Thread: Wooden moving fillester plane

  1. #1
    Join Date
    Feb 2009
    Location
    LI, NY
    Posts
    206

    Wooden moving fillester plane

    I do "hybrid woodworking", in that I prepare most of the stock/pieces by machine. but do the majority of joinery and surface finishing with hand tools.
    I'm wondering/thinking about acquiring a wooden moving fillester plane. I do rabbets and such with a table saw, chisel, cutting gauge and/or rabbet/shoulder plane. I have tried to use a wooden moving fillester plane in the past for cutting rabbets on legs of federal tables for edge stringing. They just seemed to be too clumsy. I know they might have not been set up accurately but it just didn't work out.
    Well....I've got the itch to try again But...What do you guys think?...with so many other options out there..my present system/methods, LV skew rabbet, LN skew block plane, Stanley 45,55 or even the Stanley 78. Is it worth the effort? Is it just a nostalgia thing? Just wasting time/money? Do you find them very useful/necessary?
    Thanks in advance for any replies or comments.

  2. #2
    Join Date
    Mar 2015
    Location
    Virginia
    Posts
    1,211
    No experience with moving filister planes. For rabbets I mostly use a Stanley 78. The wooden planes I do have (jack, try) work really well.

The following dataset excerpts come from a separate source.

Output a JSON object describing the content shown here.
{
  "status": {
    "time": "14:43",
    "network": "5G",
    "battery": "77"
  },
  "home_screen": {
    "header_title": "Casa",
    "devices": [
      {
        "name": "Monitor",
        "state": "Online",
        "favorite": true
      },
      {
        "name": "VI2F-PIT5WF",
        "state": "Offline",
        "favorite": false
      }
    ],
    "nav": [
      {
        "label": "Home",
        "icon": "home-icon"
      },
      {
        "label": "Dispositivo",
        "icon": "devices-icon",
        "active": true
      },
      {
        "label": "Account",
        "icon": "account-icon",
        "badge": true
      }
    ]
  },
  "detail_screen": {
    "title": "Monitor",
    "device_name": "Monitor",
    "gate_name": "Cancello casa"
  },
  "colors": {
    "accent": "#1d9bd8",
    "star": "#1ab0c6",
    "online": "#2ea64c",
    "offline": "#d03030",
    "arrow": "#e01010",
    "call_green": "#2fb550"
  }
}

    Stanleys are cheap. If you go that route, look for one with all the parts (often missing fence or depth stop).

  3. #3
    Join Date
    Sep 2008
    Location
    N. Idaho
    Posts
    1,621
    If you can do them on the table saw fine and you have the itch enough to post here....you may already have your answer

    I recently purchased the LV skew and recently made breadboard ends on a couple of desks with it as a way to learn the tool. There is definitely a learning curve and I feel like I'm making good progress toward being able to use the plane as quickly as I would table saw or other methods. The LV skew did well in unruly grain, including a knot in the walnut (good planning on my part for final look, poor planning for cutting the rabbets).

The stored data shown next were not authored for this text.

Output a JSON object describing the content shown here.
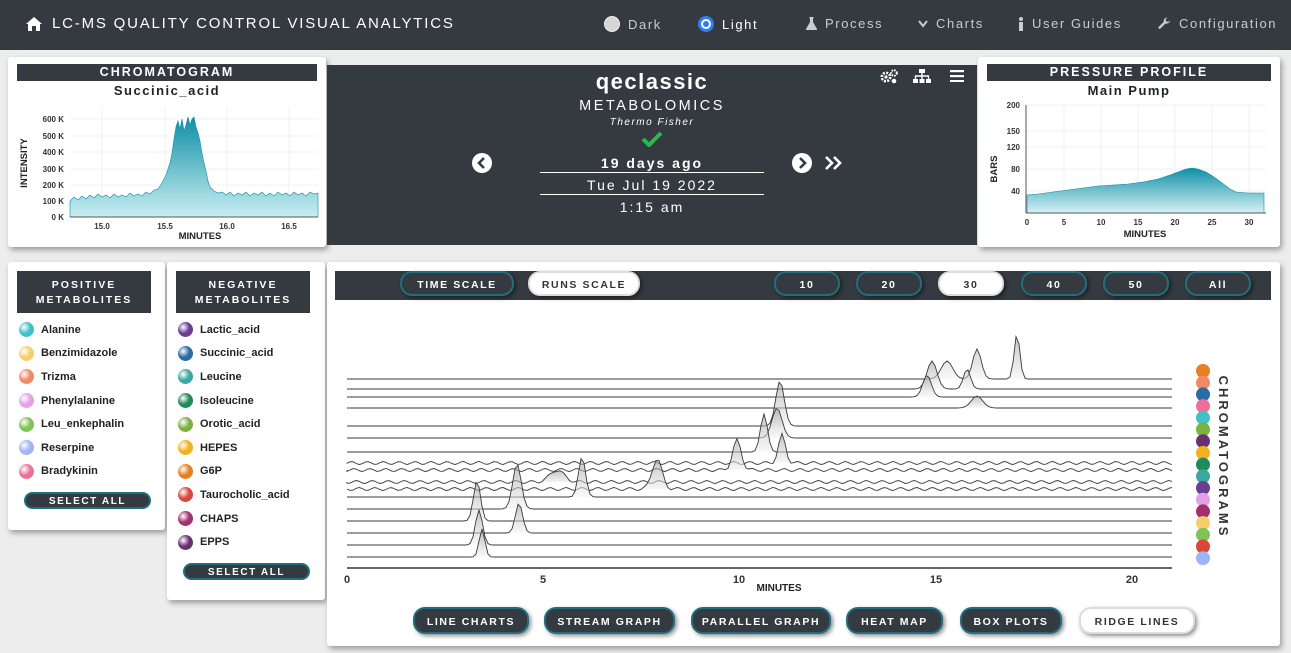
{
  "nav": {
    "title": "LC-MS QUALITY CONTROL VISUAL ANALYTICS",
    "theme_dark": "Dark",
    "theme_light": "Light",
    "process": "Process",
    "charts": "Charts",
    "user_guides": "User Guides",
    "configuration": "Configuration"
  },
  "chromatogram": {
    "header": "CHROMATOGRAM",
    "compound": "Succinic_acid",
    "ylabel": "INTENSITY",
    "xlabel": "MINUTES",
    "yticks": [
      "600 K",
      "500 K",
      "400 K",
      "300 K",
      "200 K",
      "100 K",
      "0 K"
    ],
    "xticks": [
      "15.0",
      "15.5",
      "16.0",
      "16.5"
    ]
  },
  "instrument": {
    "name": "qeclassic",
    "type": "METABOLOMICS",
    "vendor": "Thermo Fisher",
    "relative": "19 days ago",
    "date": "Tue Jul 19 2022",
    "time": "1:15 am"
  },
  "pressure": {
    "header": "PRESSURE PROFILE",
    "pump": "Main Pump",
    "ylabel": "BARS",
    "xlabel": "MINUTES",
    "yticks": [
      "200",
      "150",
      "120",
      "80",
      "40"
    ],
    "xticks": [
      "0",
      "5",
      "10",
      "15",
      "20",
      "25",
      "30"
    ]
  },
  "positive": {
    "header_line1": "POSITIVE",
    "header_line2": "METABOLITES",
    "select_all": "SELECT ALL",
    "items": [
      {
        "label": "Alanine",
        "color": "#3fc1c9"
      },
      {
        "label": "Benzimidazole",
        "color": "#f6cf6b"
      },
      {
        "label": "Trizma",
        "color": "#f08a64"
      },
      {
        "label": "Phenylalanine",
        "color": "#e2a0e8"
      },
      {
        "label": "Leu_enkephalin",
        "color": "#7ec45a"
      },
      {
        "label": "Reserpine",
        "color": "#9fb4f2"
      },
      {
        "label": "Bradykinin",
        "color": "#ef6f9a"
      }
    ]
  },
  "negative": {
    "header_line1": "NEGATIVE",
    "header_line2": "METABOLITES",
    "select_all": "SELECT ALL",
    "items": [
      {
        "label": "Lactic_acid",
        "color": "#6a3d8f"
      },
      {
        "label": "Succinic_acid",
        "color": "#2b6aa3"
      },
      {
        "label": "Leucine",
        "color": "#3aa7a3"
      },
      {
        "label": "Isoleucine",
        "color": "#1f8a5a"
      },
      {
        "label": "Orotic_acid",
        "color": "#7bb240"
      },
      {
        "label": "HEPES",
        "color": "#f1b21b"
      },
      {
        "label": "G6P",
        "color": "#e67e22"
      },
      {
        "label": "Taurocholic_acid",
        "color": "#d9473a"
      },
      {
        "label": "CHAPS",
        "color": "#a3306e"
      },
      {
        "label": "EPPS",
        "color": "#6b2f73"
      }
    ]
  },
  "ridge": {
    "time_scale": "TIME SCALE",
    "runs_scale": "RUNS SCALE",
    "counts": [
      "10",
      "20",
      "30",
      "40",
      "50",
      "All"
    ],
    "xticks": [
      "0",
      "5",
      "10",
      "15",
      "20"
    ],
    "xlabel": "MINUTES",
    "side_label": "CHROMATOGRAMS",
    "legend_colors": [
      "#e67e22",
      "#f08a64",
      "#2b6aa3",
      "#ef6f9a",
      "#3fc1c9",
      "#7bb240",
      "#6b2f73",
      "#f1b21b",
      "#1f8a5a",
      "#3aa7a3",
      "#6a3d8f",
      "#e2a0e8",
      "#a3306e",
      "#f6cf6b",
      "#7ec45a",
      "#d9473a",
      "#9fb4f2"
    ]
  },
  "chart_tabs": [
    "LINE CHARTS",
    "STREAM GRAPH",
    "PARALLEL GRAPH",
    "HEAT MAP",
    "BOX PLOTS",
    "RIDGE LINES"
  ]
}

    One trick I figured out for bread boards was to waste several narrow strips rather than going full width at once (last photo).

    Good luck and have fun scratching that itch.

    Best,
    Chris

    IMG_2160.jpg

    IMG_1373 (1).jpgIMG_1391.jpg
    "You can observe a lot just by watching."
    --Yogi Berra

  4. #4
    I just got a Japanese wooden filister plane.
    I haven't used it yet, but plan to...

  5. #5
    Join Date
    Sep 2007
    Location
    Longview WA
    Posts
    27,454
    Blog Entries
    1
    What do you guys think?...with so many other options out there..my present system/methods, LV skew rabbet, LN skew block plane, Stanley 45,55 or even the Stanley 78. Is it worth the effort? Is it just a nostalgia thing? Just wasting time/money? Do you find them very useful/necessary?
    Thanks in advance for any replies or comments.
    Spending other people's money is fun and easy.

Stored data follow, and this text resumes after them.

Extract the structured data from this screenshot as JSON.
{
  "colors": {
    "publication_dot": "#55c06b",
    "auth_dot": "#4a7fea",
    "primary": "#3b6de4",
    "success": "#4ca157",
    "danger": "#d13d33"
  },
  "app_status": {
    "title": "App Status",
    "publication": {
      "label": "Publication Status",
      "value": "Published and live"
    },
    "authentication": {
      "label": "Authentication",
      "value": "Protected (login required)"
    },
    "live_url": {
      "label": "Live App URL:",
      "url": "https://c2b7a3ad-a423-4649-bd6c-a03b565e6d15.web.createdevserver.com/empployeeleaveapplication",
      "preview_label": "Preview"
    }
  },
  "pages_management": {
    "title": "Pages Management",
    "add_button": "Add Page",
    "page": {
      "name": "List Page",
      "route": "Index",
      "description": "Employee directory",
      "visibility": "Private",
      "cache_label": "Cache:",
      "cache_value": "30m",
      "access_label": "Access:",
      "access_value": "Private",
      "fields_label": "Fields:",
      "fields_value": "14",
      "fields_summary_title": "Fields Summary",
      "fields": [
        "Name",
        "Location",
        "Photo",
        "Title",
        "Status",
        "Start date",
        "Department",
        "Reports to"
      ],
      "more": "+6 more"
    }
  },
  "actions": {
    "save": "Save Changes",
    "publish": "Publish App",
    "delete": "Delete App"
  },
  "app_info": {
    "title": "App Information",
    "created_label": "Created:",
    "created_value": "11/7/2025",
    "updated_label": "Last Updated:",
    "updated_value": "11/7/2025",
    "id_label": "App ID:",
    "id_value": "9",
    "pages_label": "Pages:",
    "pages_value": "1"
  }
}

    My problem with spending my own money on things like this was the difficulty of making the decision of which plane to purchase. My solution was to give in and buy at least one of each plane as finances would allow.

    I have tried to use a wooden moving fillester plane in the past for cutting rabbets on legs of federal tables for edge stringing.
    If you are trying to cut rabbets along the edge for stringing (or banding?) a Stanley #78 or even a Record #778 might be a better choice. If you want to also put stringing/banding in from the edge the Stanley #45 might be a good choice.

    jtk
    "A pessimist sees the difficulty in every opportunity; an optimist sees the opportunity in every difficulty."
    - Sir Winston Churchill (1874-1965)

  6. The Veritas Skew Rabbets work great, although I don't have any others to compare to. Just put a good wooden sub fence on them - I also made longer rods (you can buy them also) for mine so I could use a thicker fence and still take full width cuts, and learn to hold the plane properly by not holding the front knob but pressing the thumb down behind it, in front of the blade and the other fingers supporting the fence against the piece. Setting the blade just a fraction out from the edge of the body is critical as well.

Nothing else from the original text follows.